Pope Francis announces beatification date for Paul VI

Pope Francis has set another of his predecessors on the road to sainthood.

He approved a miracle credited to the intercession of Paul VI - who died in 1978 after a 15-year pontificate and is remembered by many for his ban on artificial contraception for Catholics.

The beatification ceremony will be held at the Vatican on 19 October, Pope Francis announced.

The move came two weeks after the canonisation of two other 20th Century popes - John XXIII and John Paul II.

Beatification is the third of four steps in the process by which someone officially becomes a saint.

It requires at least one miracle to have been attributed to the intercession of a candidate for sainthood who, once beatified, is given the title blessed.

After beatification, a separate miracle would have to be verified in order for Paul VI to be canonised - declared a saint - allowing him to be venerated by the universal Church as "an example of holiness that can be followed with confidence".

Church teaching on families

Paul VI was born Giovanni Battista Montini in the Lombardy region of Italy in 1897, the son of a prominent newspaper editor.

He was elected pope in 1963 and continued the reforms of his predecessor, John XXIII.

Paul VI died in August 1978 and was succeeded briefly by Pope John Paul who died in October 1978.

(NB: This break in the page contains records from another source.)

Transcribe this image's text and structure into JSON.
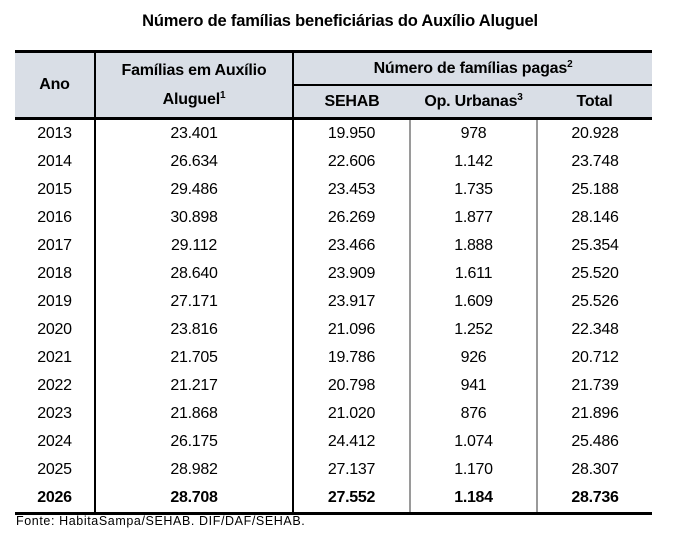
{
  "title": "Número de famílias beneficiárias do Auxílio Aluguel",
  "header": {
    "ano": "Ano",
    "familias_line1": "Famílias em Auxílio",
    "familias_line2": "Aluguel",
    "familias_sup": "1",
    "group": "Número de famílias pagas",
    "group_sup": "2",
    "sehab": "SEHAB",
    "op_urbanas": "Op. Urbanas",
    "op_urbanas_sup": "3",
    "total": "Total"
  },
  "rows": [
    {
      "ano": "2013",
      "familias": "23.401",
      "sehab": "19.950",
      "op": "978",
      "total": "20.928"
    },
    {
      "ano": "2014",
      "familias": "26.634",
      "sehab": "22.606",
      "op": "1.142",
      "total": "23.748"
    },
    {
      "ano": "2015",
      "familias": "29.486",
      "sehab": "23.453",
      "op": "1.735",
      "total": "25.188"
    },
    {
      "ano": "2016",
      "familias": "30.898",
      "sehab": "26.269",
      "op": "1.877",
      "total": "28.146"
    },
    {
      "ano": "2017",
      "familias": "29.112",
      "sehab": "23.466",
      "op": "1.888",
      "total": "25.354"
    },
    {
      "ano": "2018",
      "familias": "28.640",
      "sehab": "23.909",
      "op": "1.611",
      "total": "25.520"
    },
    {
      "ano": "2019",
      "familias": "27.171",
      "sehab": "23.917",
      "op": "1.609",
      "total": "25.526"
    },
    {
      "ano": "2020",
      "familias": "23.816",
      "sehab": "21.096",
      "op": "1.252",
      "total": "22.348"
    },
    {
      "ano": "2021",
      "familias": "21.705",
      "sehab": "19.786",
      "op": "926",
      "total": "20.712"
    },
    {
      "ano": "2022",
      "familias": "21.217",
      "sehab": "20.798",
      "op": "941",
      "total": "21.739"
    },
    {
      "ano": "2023",
      "familias": "21.868",
      "sehab": "21.020",
      "op": "876",
      "total": "21.896"
    },
    {
      "ano": "2024",
      "familias": "26.175",
      "sehab": "24.412",
      "op": "1.074",
      "total": "25.486"
    },
    {
      "ano": "2025",
      "familias": "28.982",
      "sehab": "27.137",
      "op": "1.170",
      "total": "28.307"
    },
    {
      "ano": "2026",
      "familias": "28.708",
      "sehab": "27.552",
      "op": "1.184",
      "total": "28.736"
    }
  ],
  "footer": "Fonte: HabitaSampa/SEHAB. DIF/DAF/SEHAB.",
  "colors": {
    "header_bg": "#d9dee6",
    "border_strong": "#000000",
    "border_light": "#9a9a9a"
  }
}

During his 15-year pontificate he wrote seven encyclicals - the most controversial of which was Humanae Vitae (Of Human Life), published in 1968.

Its uncompromising position on birth control led to protests around the Catholic world and some national Roman Catholic Church hierarchies openly modified the statement.

In 1995 Pope John Paul II supported Paul VI's view on birth control in his encyclical, Evangelium Vitae (The Gospel of Life).

The teaching on contraception is widely disregarded by modern-day Catholics, says the BBC's David Willey in Rome.

October's beatification ceremony will be held at the end of a crucial meeting of global bishops to discuss Catholic teaching on family life, called by Pope Francis.

The bishops will be discussing the results of a worldwide survey commissioned by the Pope about what parts of the Church's teaching on human sexuality Catholics actually follow today.

As is customary, the Vatican gave no details about the miracle - which the Holy See requires must be a phenomenon certified by doctors as having no medical explanation.

But Italian media report the miracle involved a Californian baby who was born healthy despite the pre-birth diagnoses of a ruptured foetal bladder and absence of amniotic fluid.

The mother reportedly refused to abort the child, instead praying for Paul VI's intercession at the behest of a nun.